Had this exact problem when building a mood tracking dashboard for my team.
Spotify’s Web API works but it’s a nightmare. OAuth setup sucks, you’re constantly refreshing tokens, and forget it if Spotify’s running on another device.
I went way simpler - used Latenode to handle all the API calls and token stuff automatically. It grabs current track data every few seconds without the auth headaches.
Best part? You can set workflows that trigger on song changes. No more constant polling - just real-time updates pushed wherever you want. Beats writing Ruby scripts for OAuth and rate limiting.
Mine feeds a Slack channel and local database now. Whole pipeline took 10 minutes to set up.
Been down this rabbit hole before. Everyone’s throwing around platform solutions but missing the bigger picture.
Yeah, you can hack AppleScript on Mac or D-Bus on Linux. But what happens when you want to expand? Trigger actions based on what’s playing? Combine with other data sources?
Built something similar last year for our office mood lighting. Started with Web API but spent more time managing OAuth tokens and error handling than building features.
Switched to Latenode - game changer. Handles all the Spotify API complexity. No token refresh headaches, no rate limit babysitting. Clean webhooks with track data you can use in Ruby or whatever.
Real win? Once data flows through Latenode, you can branch anywhere. Database logging, Slack notifications, trigger APIs when certain songs play. Built our whole office automation around music context in an hour.
No platform dependencies, no OS-specific code. Just clean data streams you tap into from Ruby.
I solved this with AppleScript on macOS - it talks directly to Spotify through system events. Works great for grabbing track data without dealing with web APIs. You can run AppleScript from Ruby using system calls or osascript. The script pulls Spotify’s current track info and spits out JSON with song name, artist, album, plus playback position down to milliseconds. Super fast since everything’s local. Only catch is it’s Mac-only, but if you’re on macOS it’s hands down the most reliable approach I’ve used. No auth hassles or network issues.
Check out D-Bus on Linux - Spotify’s desktop client exposes metadata through MPRIS, so you can grab current track info without any API auth. I’ve done this with simple shell commands and it works great for song titles, artists, and playback status. Ruby has D-Bus bindings that’ll handle this directly. Best part? It’s completely local - no network requests, rate limits, or OAuth nonsense. Just heads up, this only works on Linux, so you’d need different approaches for Windows or Mac.
The Spotify Web API is your best bet here.

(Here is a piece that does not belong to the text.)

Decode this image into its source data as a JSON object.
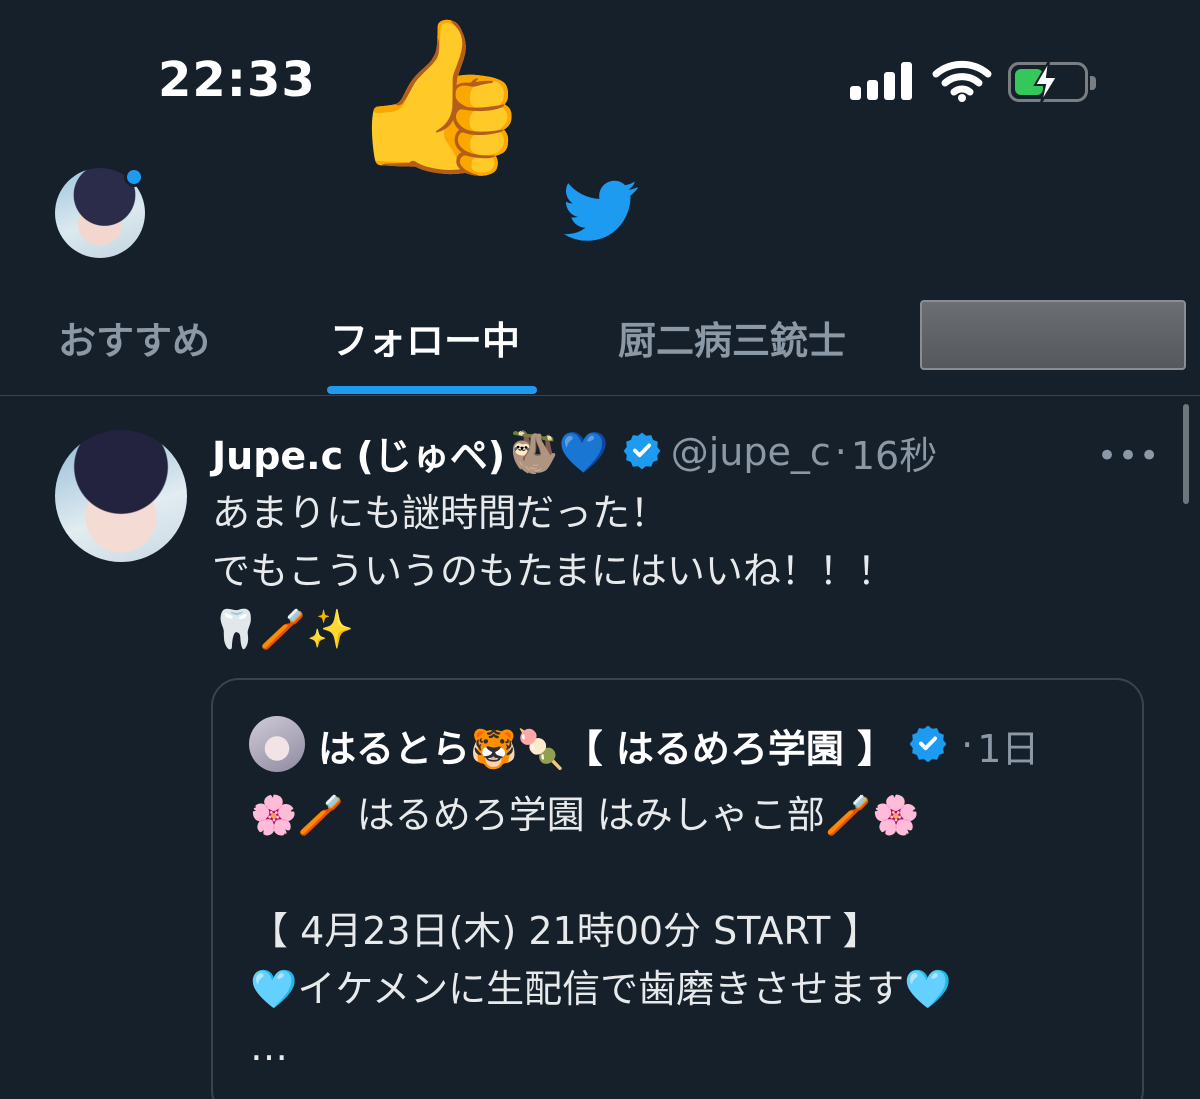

You’ll authenticate through OAuth and hit the “Get Current Playback” endpoint - it gives you track name, artist, album, and playback position. I’ve used this with Python and it’s solid as long as you’re logged into the same account on desktop. You’ll need to create an app in Spotify’s developer dashboard for client credentials. Watch out for rate limits if you’re polling too often. Updates happen fast though - usually within seconds when tracks change. Ruby has some good Spotify API gems that handle OAuth automatically, which cuts down setup time.
there’s another option - use windows media controls api if you’re on windows. it grabs whatever’s playing, including spotify, without dealing with oauth. i used it in a vue.js project last month and it worked great. not sure how it’d work with ruby tho - you’d prob need native bindings or system calls.